Igletpiglet · 09/11/2023 09:03

Is this in character? - it sounds like he is usually very kind. With £500,000 spare quid, he could support a charity.

user1492757084 · 09/11/2023 09:05

There might be some middle ground.
You don't owe these people a 500,000 discount.
The family money really should go to your daughter and her family.

Is there a legal way where you could sell them 65% of the home for what it is worth. Then work out a plan for the other 35%?

The tenants might inherit money at some point and be able to purchase the remainder. Your daughter and family might all die young and then you could leave the 35% in your Will to the tenants but most likely is that they will need to buy out your daughter after your death.

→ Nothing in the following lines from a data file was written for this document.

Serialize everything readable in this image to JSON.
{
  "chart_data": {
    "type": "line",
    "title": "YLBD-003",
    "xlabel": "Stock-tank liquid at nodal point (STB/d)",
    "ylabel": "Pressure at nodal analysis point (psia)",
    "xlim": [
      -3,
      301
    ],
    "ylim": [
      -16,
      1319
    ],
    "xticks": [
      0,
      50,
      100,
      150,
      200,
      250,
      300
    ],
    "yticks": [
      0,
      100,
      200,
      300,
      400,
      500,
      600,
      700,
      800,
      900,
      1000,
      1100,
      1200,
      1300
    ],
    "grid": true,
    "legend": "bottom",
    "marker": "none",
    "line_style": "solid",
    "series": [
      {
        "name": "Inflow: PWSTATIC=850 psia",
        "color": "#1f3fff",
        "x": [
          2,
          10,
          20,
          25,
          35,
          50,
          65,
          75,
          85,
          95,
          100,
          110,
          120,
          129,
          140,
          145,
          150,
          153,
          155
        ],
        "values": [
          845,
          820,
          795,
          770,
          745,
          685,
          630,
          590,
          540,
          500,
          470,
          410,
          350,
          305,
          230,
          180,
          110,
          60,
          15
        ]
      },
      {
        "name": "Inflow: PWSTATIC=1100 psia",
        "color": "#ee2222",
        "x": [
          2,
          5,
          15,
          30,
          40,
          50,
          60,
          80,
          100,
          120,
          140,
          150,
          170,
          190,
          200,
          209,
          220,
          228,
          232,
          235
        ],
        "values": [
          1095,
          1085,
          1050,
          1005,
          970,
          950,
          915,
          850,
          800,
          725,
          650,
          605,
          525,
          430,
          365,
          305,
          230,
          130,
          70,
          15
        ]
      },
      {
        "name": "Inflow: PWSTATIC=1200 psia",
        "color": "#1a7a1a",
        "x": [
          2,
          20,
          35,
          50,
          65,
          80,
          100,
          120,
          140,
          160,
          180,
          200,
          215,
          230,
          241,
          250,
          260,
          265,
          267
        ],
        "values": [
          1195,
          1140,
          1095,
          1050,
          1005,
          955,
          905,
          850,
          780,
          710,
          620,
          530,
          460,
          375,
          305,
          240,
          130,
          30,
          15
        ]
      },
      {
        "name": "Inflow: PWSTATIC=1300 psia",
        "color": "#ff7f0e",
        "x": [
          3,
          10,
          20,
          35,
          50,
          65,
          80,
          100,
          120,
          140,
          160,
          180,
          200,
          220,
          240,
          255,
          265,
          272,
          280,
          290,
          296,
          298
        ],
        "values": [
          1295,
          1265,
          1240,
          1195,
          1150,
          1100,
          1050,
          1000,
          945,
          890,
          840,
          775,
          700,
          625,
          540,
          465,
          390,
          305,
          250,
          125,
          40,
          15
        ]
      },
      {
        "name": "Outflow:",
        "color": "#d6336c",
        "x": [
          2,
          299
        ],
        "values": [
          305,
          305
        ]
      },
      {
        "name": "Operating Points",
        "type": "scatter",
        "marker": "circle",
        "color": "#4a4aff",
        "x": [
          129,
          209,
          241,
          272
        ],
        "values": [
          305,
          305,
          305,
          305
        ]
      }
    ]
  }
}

Seek alternative opinions.

AbacusAvocado · 09/11/2023 09:06

@MrsLyndi - I know the exact area you mean, in fact I suspect I could identify the location to within a few streets.

It’s a nice place and gentrifying. But frankly a magic circle lawyer and banker aren’t going to stick around there for long:

I know this because those were our job titles when we lived there!

The reality of those careers is that their earnings will rocket in a few years, all their peers will have kids in private schools or state schools in posher areas. They’ll feel out of place at the school gates in that part of east greenwich, plus as they get higher up they’ll have more flexibility over their hours etc. so will move further out for the suburbs.

I’m sure your DH has a strong emotional attachment to the idea that they’ll stay there, raise a family etc, but they honestly won’t. I would bet good money on them moving out within 5 years of them having their first kid.

So I’d be supportive of where he’s coming from, but this is not a good plan.